URBANA – Come Aug. 23, University Laboratory High School students will be wired – and wireless.
As part of a network upgrade going on in older buildings at the University of Illinois, the high school will have a speedier Internet connection – from 10 megabits per second to 100, with capability for 1,000 – and wireless access in all classrooms and public areas.
"They can do things more quickly, more efficiently, more collaboratively," said the school's technology director, Greg Smith. "It's like expanding a highway from two lanes to six. It makes things go faster and smoother, and it enables us in the long term to think about (video, teleconferencing)."
Smith sees endless applications – and a few concerns – from the upgrade.
In the classroom, teachers can better do show-and-tells.
Want to learn about a country's current events in foreign language class? Just go to one of that nation's newspaper's Web sites for stories, podcasts or streaming video.
Want to look at a primary document from Library of Congress in history class?
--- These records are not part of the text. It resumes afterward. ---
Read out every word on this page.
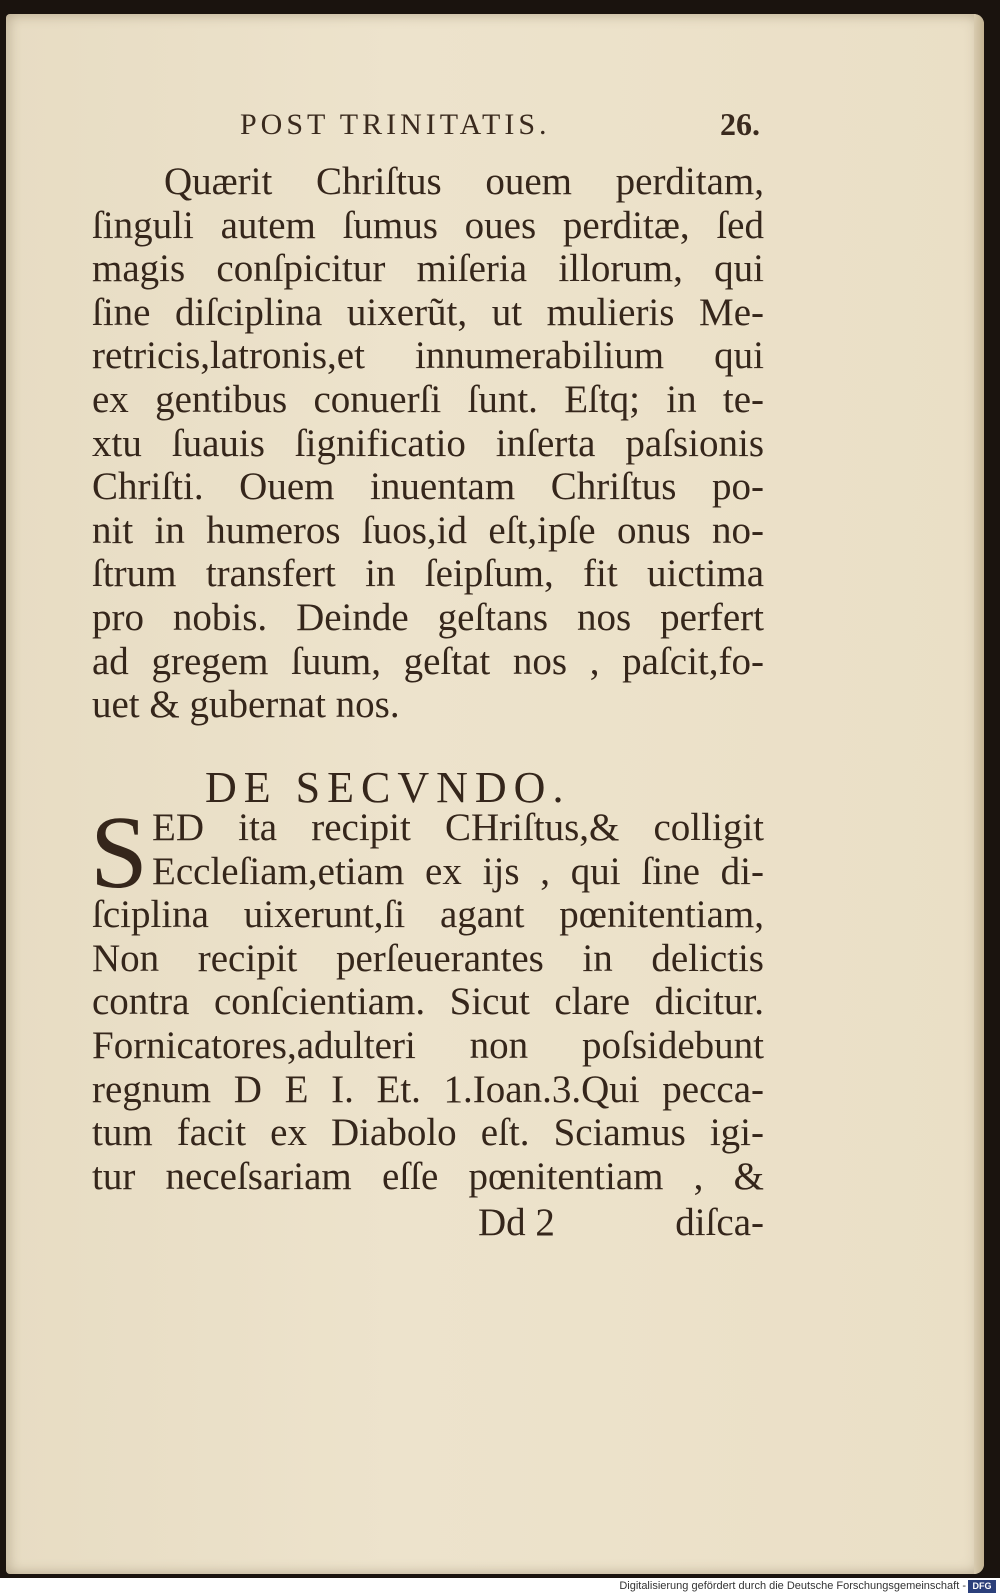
POST TRINITATIS.	26.
Quærit Chriſtus ouem perditam,
ſinguli autem ſumus oues perditæ, ſed
magis conſpicitur miſeria illorum, qui
ſine diſciplina uixerũt, ut mulieris Me-
retricis,latronis,et innumerabilium qui
ex gentibus conuerſi ſunt. Eſtq; in te-
xtu ſuauis ſignificatio inſerta paſsionis
Chriſti. Ouem inuentam Chriſtus po-
nit in humeros ſuos,id eſt,ipſe onus no-
ſtrum transfert in ſeipſum, fit uictima
pro nobis. Deinde geſtans nos perfert
ad gregem ſuum, geſtat nos , paſcit,fo-
uet & gubernat nos.
DE SECVNDO.
S ED ita recipit CHriſtus,& colligit
Eccleſiam,etiam ex ijs , qui ſine di-
ſciplina uixerunt,ſi agant pœnitentiam,
Non recipit perſeuerantes in delictis
contra conſcientiam. Sicut clare dicitur.
Fornicatores,adulteri non poſsidebunt
regnum D E I. Et. 1.Ioan.3.Qui pecca-
tum facit ex Diabolo eſt. Sciamus igi-
tur neceſsariam eſſe pœnitentiam , &
Dd 2	diſca-
Digitalisierung gefördert durch die Deutsche Forschungsgemeinschaft - DFG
Just head to its site for about 14 million records.
"The Internet is a major research tool for us," said Smith, who added that the school hasn't made plans to change curriculum to reflect new tech capabilities yet.
Students with laptops will also be able to use them at school.
"I expect it to enable a lot of expansion into how students bring computing into the school," Smith said. "I'm sure the students are thrilled by the possibility of online gaming – oh, and doing their homework."
However, he said, with independent access comes greater responsibility.
In computer literacy classes he and other Uni staffers teach, going wireless has prompted Smith to plan a greater emphasis on teaching students about how – and how not – to use the Web.
"We try to teach them a lot about what constitutes good information on the Internet," he said. "We try to teach them to be careful in their communications."
It's not only technology that's getting an upgrade this summer. The library has been dismantled and repainted, with new flooring and shelving coming in.
"We are getting hand-me-down shelving from the chemistry library," said Uni librarian Frances Harris. "We had shelving that was literally falling apart."
Workers will also "replace asbestos floor tiles and then the paint, which hasn't been done in over 30 years," she said. "I think (students) will really be pleased when they come in."
In progress, the changes are a neatnik's nightmare.
Wiring and ladders line the hallways, furniture jams classrooms in ways teachers never intended and books pile thigh-high in classrooms, Dewey Decimal notations posted on doors to note which books are stacked in which class.
"It's been construction central this summer," Smith said. "It's crazy."
While the changes create a hectic summer in the building, staff members hope the work will be finished before the school year begins.
"Basically, we have our fingers tightly crossed that this is going to be done before school starts," Smith said.
But either way, school will start.
"It may not be neat and tidy, but we'll open the doors and make things work – as long as we have the asbestos out," Harris said.
Despite the havoc in her library, she feels the upheaval will be worth it.
"It means we can think differently about the future," she said. "We're not confined to where we position our computers."